Renzo Acosta, arquitecto e interiorista, explica que los principales materiales usados para encimeras en la cocina son piedras naturales. En especial el cuarzo, el granito y el mármol. “El primero es una piedra impermeable, dura, con alta densidad y poco porosa. Es la más común y tradicional para instalar en encimeras, sobre todo, porque no permite el paso del agua y no genera manchas. Adicionalmente, es posible pulirla muchísimas veces, recuperándose su brillo y quedando prácticamente como nuevo” comenta Acosta sobre el granito. El mármol es muy similar. Es un poco menos denso, por lo que es más poroso, y más proclive a mancharse con aceites y ácidos, aunque también se puede pulir y recuperar su color natural.

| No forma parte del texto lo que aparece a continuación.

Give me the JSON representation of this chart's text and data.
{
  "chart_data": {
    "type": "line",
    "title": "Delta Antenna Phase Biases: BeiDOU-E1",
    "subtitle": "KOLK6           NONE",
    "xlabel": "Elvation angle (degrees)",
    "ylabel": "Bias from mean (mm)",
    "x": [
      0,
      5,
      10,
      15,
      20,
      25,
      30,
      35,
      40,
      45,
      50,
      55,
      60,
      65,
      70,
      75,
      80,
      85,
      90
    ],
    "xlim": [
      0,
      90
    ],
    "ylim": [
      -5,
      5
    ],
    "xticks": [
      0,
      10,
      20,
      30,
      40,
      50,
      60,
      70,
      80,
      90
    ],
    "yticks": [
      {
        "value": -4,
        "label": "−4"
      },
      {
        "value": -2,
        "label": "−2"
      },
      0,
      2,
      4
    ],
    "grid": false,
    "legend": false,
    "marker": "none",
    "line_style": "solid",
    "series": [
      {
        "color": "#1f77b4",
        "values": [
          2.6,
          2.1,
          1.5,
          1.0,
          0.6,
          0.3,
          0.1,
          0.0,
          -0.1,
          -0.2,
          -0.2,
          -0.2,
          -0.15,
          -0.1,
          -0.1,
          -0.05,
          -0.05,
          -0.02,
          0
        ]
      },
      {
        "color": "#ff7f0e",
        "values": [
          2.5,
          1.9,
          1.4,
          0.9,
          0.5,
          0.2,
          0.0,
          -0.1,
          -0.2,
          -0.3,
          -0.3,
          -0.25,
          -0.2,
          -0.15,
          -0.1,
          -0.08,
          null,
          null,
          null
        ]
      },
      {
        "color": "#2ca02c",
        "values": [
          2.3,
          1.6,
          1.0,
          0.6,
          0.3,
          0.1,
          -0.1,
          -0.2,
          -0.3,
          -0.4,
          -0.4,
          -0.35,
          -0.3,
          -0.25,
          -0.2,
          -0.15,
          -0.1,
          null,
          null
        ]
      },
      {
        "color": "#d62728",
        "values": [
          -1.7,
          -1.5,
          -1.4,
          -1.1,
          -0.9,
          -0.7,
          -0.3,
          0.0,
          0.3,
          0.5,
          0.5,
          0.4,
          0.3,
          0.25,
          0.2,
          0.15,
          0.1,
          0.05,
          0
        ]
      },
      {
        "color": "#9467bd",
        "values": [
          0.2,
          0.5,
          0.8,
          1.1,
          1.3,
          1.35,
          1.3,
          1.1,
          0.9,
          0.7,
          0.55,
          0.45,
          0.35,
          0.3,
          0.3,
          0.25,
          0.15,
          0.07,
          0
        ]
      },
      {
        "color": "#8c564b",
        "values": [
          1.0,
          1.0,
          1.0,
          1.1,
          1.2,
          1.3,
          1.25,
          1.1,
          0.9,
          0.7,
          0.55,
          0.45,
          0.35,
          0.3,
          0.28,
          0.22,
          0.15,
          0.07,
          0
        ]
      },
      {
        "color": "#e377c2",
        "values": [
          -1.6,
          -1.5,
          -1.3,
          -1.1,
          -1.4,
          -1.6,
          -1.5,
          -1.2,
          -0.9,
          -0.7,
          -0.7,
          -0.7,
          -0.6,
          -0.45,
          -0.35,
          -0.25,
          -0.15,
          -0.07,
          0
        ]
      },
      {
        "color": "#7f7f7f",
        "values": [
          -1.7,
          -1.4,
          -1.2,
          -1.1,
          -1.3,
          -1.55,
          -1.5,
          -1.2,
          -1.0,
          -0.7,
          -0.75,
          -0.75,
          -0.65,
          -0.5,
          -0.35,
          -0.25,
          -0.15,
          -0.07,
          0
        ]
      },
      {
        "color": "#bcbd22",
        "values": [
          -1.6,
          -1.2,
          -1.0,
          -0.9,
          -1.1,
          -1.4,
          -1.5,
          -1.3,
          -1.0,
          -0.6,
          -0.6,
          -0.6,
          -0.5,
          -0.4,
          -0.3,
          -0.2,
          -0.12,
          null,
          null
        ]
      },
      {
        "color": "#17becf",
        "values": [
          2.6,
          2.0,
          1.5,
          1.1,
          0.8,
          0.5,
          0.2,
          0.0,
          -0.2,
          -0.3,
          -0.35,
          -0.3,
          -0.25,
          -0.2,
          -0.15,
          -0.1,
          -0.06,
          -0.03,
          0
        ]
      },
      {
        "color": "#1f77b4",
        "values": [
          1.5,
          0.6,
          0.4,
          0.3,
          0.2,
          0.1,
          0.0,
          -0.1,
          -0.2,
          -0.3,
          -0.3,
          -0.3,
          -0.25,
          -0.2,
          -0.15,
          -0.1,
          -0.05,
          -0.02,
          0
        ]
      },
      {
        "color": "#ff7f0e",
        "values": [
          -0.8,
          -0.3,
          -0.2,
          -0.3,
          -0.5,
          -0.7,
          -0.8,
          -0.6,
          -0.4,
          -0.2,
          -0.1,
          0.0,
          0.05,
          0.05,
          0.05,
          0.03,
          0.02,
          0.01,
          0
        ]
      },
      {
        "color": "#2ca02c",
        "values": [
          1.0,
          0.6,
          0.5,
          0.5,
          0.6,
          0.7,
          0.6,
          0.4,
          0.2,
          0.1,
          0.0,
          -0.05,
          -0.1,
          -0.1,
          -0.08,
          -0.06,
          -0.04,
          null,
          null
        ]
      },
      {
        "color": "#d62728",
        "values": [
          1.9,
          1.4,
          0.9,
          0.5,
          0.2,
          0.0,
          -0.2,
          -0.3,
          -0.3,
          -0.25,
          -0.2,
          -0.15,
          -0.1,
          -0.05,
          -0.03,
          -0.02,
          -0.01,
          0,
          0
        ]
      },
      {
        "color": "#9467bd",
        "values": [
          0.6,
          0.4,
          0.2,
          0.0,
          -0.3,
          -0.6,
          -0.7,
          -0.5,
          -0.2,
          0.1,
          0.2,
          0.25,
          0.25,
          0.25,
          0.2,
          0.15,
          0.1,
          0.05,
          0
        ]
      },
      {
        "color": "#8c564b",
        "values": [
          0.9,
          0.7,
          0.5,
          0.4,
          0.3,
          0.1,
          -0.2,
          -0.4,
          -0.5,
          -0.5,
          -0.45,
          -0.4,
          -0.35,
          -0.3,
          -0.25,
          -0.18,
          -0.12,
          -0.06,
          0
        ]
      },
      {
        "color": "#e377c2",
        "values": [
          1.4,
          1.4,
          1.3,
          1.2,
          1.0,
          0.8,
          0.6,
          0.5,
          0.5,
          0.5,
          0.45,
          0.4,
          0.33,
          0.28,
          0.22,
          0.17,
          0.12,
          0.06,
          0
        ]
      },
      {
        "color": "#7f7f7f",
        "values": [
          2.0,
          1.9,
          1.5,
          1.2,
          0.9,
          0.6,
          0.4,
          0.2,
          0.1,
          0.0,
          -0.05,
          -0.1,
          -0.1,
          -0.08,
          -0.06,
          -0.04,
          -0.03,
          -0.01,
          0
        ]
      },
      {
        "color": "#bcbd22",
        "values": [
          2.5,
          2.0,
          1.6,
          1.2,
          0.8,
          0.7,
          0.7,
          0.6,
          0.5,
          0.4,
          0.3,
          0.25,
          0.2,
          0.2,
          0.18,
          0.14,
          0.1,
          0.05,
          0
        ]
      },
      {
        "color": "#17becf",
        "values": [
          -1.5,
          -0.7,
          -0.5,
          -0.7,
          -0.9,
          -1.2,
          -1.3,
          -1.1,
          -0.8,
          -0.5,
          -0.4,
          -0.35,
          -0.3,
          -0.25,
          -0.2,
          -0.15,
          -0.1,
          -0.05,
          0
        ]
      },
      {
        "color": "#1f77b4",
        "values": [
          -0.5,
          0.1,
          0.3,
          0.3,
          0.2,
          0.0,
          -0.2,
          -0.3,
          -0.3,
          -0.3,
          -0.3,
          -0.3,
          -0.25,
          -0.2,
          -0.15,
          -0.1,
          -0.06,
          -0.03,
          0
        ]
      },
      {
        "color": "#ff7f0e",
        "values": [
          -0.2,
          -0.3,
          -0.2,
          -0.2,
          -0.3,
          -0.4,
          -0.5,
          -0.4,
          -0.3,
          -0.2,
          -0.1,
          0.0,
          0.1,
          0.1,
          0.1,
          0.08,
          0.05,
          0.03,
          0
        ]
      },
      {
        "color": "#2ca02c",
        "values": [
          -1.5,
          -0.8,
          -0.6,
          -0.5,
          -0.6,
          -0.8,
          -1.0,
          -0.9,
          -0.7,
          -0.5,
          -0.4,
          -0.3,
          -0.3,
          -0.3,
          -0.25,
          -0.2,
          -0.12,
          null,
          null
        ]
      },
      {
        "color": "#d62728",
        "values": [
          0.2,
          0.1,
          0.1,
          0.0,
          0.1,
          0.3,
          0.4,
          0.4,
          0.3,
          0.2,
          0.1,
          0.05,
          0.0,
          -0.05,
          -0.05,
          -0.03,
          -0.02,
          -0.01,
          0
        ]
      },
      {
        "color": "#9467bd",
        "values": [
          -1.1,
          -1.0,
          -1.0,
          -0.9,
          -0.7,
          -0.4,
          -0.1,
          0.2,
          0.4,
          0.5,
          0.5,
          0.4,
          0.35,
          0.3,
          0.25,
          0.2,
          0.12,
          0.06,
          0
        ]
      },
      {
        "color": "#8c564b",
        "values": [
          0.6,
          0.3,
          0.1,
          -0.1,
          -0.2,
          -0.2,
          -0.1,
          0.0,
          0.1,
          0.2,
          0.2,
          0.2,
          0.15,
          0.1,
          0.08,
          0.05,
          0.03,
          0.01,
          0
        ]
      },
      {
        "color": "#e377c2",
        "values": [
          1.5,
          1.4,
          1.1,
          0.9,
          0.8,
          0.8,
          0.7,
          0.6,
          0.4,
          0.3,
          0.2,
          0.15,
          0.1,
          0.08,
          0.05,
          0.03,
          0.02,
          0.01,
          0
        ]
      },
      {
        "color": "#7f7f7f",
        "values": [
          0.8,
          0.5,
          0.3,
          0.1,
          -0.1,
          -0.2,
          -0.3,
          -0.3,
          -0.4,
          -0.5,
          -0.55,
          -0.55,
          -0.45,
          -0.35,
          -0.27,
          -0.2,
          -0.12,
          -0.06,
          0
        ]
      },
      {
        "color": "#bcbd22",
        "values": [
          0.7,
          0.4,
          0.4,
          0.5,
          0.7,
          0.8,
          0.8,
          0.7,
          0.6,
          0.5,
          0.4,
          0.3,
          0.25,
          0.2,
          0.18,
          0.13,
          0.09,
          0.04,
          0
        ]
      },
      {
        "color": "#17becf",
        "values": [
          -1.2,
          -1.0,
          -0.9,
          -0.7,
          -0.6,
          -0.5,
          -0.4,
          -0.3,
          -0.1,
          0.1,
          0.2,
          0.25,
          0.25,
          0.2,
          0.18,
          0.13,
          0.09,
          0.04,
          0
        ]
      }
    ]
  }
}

Acosta refiere que el cuarzo es más denso e impermeable, peor también más costoso, por lo que no es muy usado en la mayoría de encimeras. Pero, más allá de los materiales naturales, existen aquellos que son artificiales, que están hechos a partir de partículas de cuarzo o resinas, mucha de las cuales tienen la particularidad de ser moldeables, por lo que pueden tomar formas curvas, a diferencia de las encimeras hechas de piedras, que requieren de junturas para
describir curvas.

Por otro lado, y ya en el campo de la instalación, Acosta recomienda tener en cuenta algunos aspectos básicos que suelen pasar desapercibidos. “Es básico que las encimeras cuenten con un zócalo para impedir que el agua salpique las paredes, y un mandil, para evitar que el agua se derrame sobre los muebles que haya en la parte inferior”, dice el arquitecto e interiorista.